Rush gave the man a name, Nick, and a detailed back story. He gave him neighbors — a lovely and lonely pregnant new one in Hall’s Samantha, and a longtime one in Root. The filmmaker created an old flame in Dern, and a new friend in an awkward kid named Kenny, played by Wallace. Finally, he made Nick an alcoholic and gave him a sponsor in Michael Peña.

The director said he liked playing around with the idea of using Nick to answer the question, “What do you do if everything in your life is stripped away? You’re at this crossroads when all you’re left with is who you are.” What he didn’t know as he was writing was just how common that experience would be by the time he started filming.

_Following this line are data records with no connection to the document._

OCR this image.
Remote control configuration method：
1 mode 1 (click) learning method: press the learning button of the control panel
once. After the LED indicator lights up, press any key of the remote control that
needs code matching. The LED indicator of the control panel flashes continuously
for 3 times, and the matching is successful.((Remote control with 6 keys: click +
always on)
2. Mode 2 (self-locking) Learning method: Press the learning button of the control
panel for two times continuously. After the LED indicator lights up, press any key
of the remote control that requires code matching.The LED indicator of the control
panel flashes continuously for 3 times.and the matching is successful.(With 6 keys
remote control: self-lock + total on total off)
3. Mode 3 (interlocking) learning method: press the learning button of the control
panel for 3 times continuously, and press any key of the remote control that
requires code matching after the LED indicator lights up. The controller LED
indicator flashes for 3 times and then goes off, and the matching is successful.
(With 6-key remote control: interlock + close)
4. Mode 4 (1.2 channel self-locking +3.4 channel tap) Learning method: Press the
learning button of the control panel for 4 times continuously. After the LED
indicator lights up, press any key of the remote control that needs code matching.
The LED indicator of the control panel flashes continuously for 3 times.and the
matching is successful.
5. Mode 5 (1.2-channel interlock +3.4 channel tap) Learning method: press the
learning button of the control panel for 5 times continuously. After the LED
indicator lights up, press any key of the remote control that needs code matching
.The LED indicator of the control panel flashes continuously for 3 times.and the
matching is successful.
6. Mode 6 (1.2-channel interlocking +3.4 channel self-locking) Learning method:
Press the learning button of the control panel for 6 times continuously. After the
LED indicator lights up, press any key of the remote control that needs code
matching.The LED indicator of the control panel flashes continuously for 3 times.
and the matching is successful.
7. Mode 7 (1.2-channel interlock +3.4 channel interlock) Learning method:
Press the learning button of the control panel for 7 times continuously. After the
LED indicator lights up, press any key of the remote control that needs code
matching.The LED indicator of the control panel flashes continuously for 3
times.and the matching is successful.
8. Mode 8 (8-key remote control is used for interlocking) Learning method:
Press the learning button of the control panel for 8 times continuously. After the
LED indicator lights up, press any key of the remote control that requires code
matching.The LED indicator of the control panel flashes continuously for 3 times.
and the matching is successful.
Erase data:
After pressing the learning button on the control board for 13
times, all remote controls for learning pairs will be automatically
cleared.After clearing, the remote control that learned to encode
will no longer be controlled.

The nearly no-budget film was shot in Arizona during 24 days last year. Ferrell said he liked how Rush handled the pressure, the way he kept it at bay. There is a particularly emotional scene deep in the movie when Nick discovers something about his wife that completely unnerves him, and it turned out to be the most difficult one for the actor.

“It was tough, not just from an emotional standpoint, but tough because that was either the second or third day of shooting,” Ferrell recalled. “So here we are in front of a crew that barely knows each other and I have to go from zero to 60 in a type of scene that I’m not used to doing as an actor. But Dan took the pressure off by letting me know that whatever emotional level I could hit would be appropriate as long as it was real.”

Rush has a clear sense of how lucky he is to have gotten the film made and with such a high-profile cast. “In the course of making this movie, I’ve watched the walls come tumbling down around the independent film world — it’s getting harder and harder to get a movie like this made,” he said. “But what’s special about Hollywood is when actors love a piece of material, what they are willing to sacrifice.”

Now, of course, comes the Toronto test. Will audiences who love the “Anchorman” brand embrace a darker Ferrell, who spends his time sorting out his belongings — and his life — with a little help from his friends, the best of whom turns out to be the biking, budding entrepreneur Kenny? And will Rush find a buyer for his film?

He’s OK with all the anxiety and the uncertainty while he waits to see how the marketplace answers. Just having the film picked for the festival is almost enough — the last time Rush was in Toronto he was shooting a TV spot for Dell.